16 January 2026
/ 16.01.2026

The ocean presents the bill: CO₂ costs us dearly

When the damages that will fall on future generations are also taken into account, the figure exceeds $150 per ton, bringing the total damages to almost double those used today to assess the expediency of many policy decisions

For years we have been reckoning without a key item. A new international study shows that excluding the ocean from climate economic assessments has led to heavy underestimation of CO₂ damage. When you finally put the sea in the budget, the social cost of carbon nearly doubles.

The research-which also involves Cmcc scientists-introduces a basic concept that had been curiously ignored until now: if we also measure what global warming causes to marine ecosystems and economic activities that depend on the sea, the real price of emissions changes dramatically. And not for the better.

The “hidden cost” of CO₂.

The social cost of carbon is the number economists use to estimate how much harm one ton of CO₂ emitted today produces in monetary terms. It is a crucial figure: it guides carbon and climate policy prices in a cost-benefit analysis. The problem is that, until now, the sea has remained out of the bill.

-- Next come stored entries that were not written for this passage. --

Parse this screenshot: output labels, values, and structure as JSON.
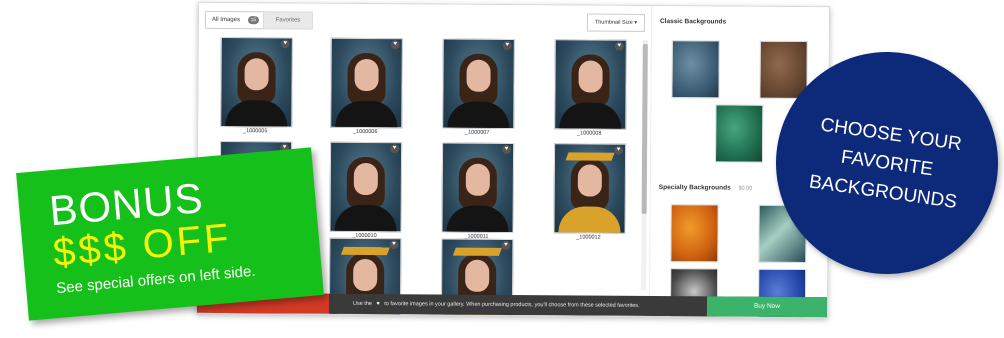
{
  "toolbar": {
    "all_images_label": "All Images",
    "all_images_count": "15",
    "favorites_label": "Favorites",
    "thumbnail_size_label": "Thumbnail Size ▾"
  },
  "gallery": {
    "images": [
      {
        "caption": "_1000005",
        "style": "plain"
      },
      {
        "caption": "_1000006",
        "style": "plain"
      },
      {
        "caption": "_1000007",
        "style": "plain"
      },
      {
        "caption": "_1000008",
        "style": "plain"
      },
      {
        "caption": "",
        "style": "plain"
      },
      {
        "caption": "_1000010",
        "style": "plain"
      },
      {
        "caption": "_1000011",
        "style": "plain"
      },
      {
        "caption": "_1000012",
        "style": "gown"
      },
      {
        "caption": "",
        "style": "gown"
      },
      {
        "caption": "",
        "style": "gown"
      },
      {
        "caption": "",
        "style": "gown"
      }
    ]
  },
  "backgrounds": {
    "classic_title": "Classic Backgrounds",
    "specialty_title": "Specialty Backgrounds",
    "specialty_price": "$0.00",
    "classic": [
      "blue",
      "rust",
      "green"
    ],
    "specialty": [
      "orange",
      "teal",
      "spot",
      "royal"
    ]
  },
  "footer": {
    "message_before": "Use the",
    "heart_icon": "♥",
    "message_after": "to favorite images in your gallery. When purchasing products, you'll choose from these selected favorites.",
    "buy_label": "Buy Now"
  },
  "promo": {
    "bonus_title": "BONUS",
    "bonus_off": "$$$ OFF",
    "bonus_sub": "See special offers on left side.",
    "callout": "CHOOSE YOUR FAVORITE BACKGROUNDS"
  },
  "colors": {
    "bonus_green": "#16c01a",
    "bonus_yellow": "#f4f40a",
    "callout_navy": "#0d2a7a",
    "buy_green": "#3bb36a",
    "footer_red": "#d23a26"
  }
}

By integrating the latest ocean science into climate-economic models, researchers estimate that ocean impacts alone are worth about $48 per ton of CO₂. That’s extra to add to current estimates. If we then factor in the damages that will fall on future generations, the figure exceeds $150 per ton, bringing the total damages to nearly double those used in many policy decisions today.

Because the sea matters

Oceans cover more than 70 percent of the Planet and support a huge slice of our well-being: food, trade, coastal protection, health, tourism, cultural values. Yet these benefits-especially those not traded in the marketplace-have been largely ignored in economic models.

The study fills the gap by translating physical impacts (warming, acidification, habitat loss) into welfare losses. Inside are the “classic” damages–declining fisheries, struggling aquaculture, more vulnerable ports–but also the invisible ones: nutrition, health, biodiversity, recreational value.

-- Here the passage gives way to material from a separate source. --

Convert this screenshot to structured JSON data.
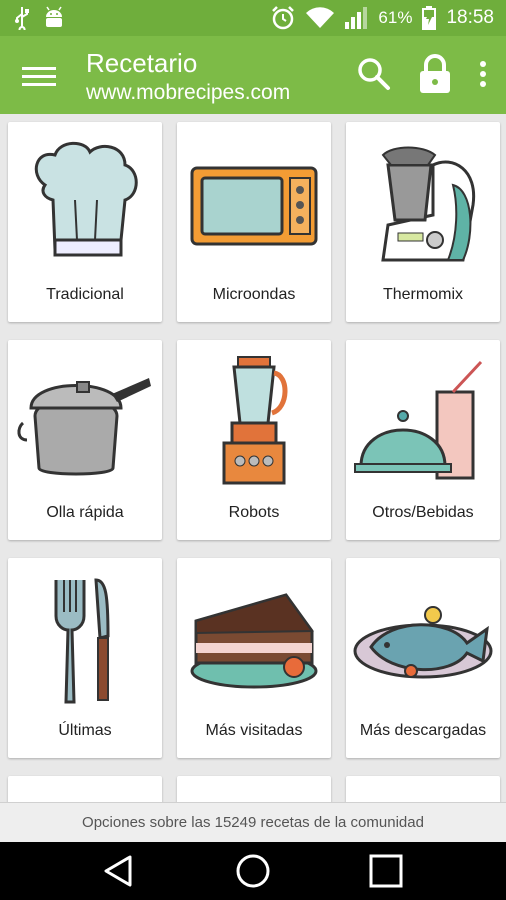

An unsettling fact: Almost half of ocean-related climate damage comes through health. In many countries, especially islands and low-income states, fish is an essential source of protein and micronutrients. When supplies decline, mortality and disease increase. Real costs, often unaccounted for.

Corals and mangroves

Coral reefs are emerging as a major driver of economic losses. They are extremely sensitive to temperature and acidification, but provide ecosystem services that can be worth hundreds of thousands-sometimes millions-of dollars per hectare: fisheries, tourism, coastal protection, biodiversity.

The same goes for mangroves and other coastal ecosystems, which function as true natural infrastructures against storm surges and sea level rise. Losing them means exposing yourself to more frequent and more costly damage. And no, concrete is not an equivalent substitute.

Most affected

Ocean damages do not affect everyone equally. Where dependence on the sea is greatest-small islands and poorer countries-the welfare losses are enormous. In some economies, ocean impacts are worth 20-30% of total climate damage, amplifying already deep inequalities.

If we ignore the ocean, carbon prices are therefore too low. Today in major markets, such as Europe, they are around 70-80 euros per ton. Estimates that include the sea suggest much higher levels, and thus faster emission cuts not out of ideology, but out of pure economic logic.

The point is not to “save the fish” out of romanticism. It is to recognize that nature supports human well-being in many different ways, and that a changing climate is eroding this foundation. Losing a coral reef or a mangrove forest is not just an environmental loss: it is a dry loss of well-being for people, difficult to replace with man-made alternatives.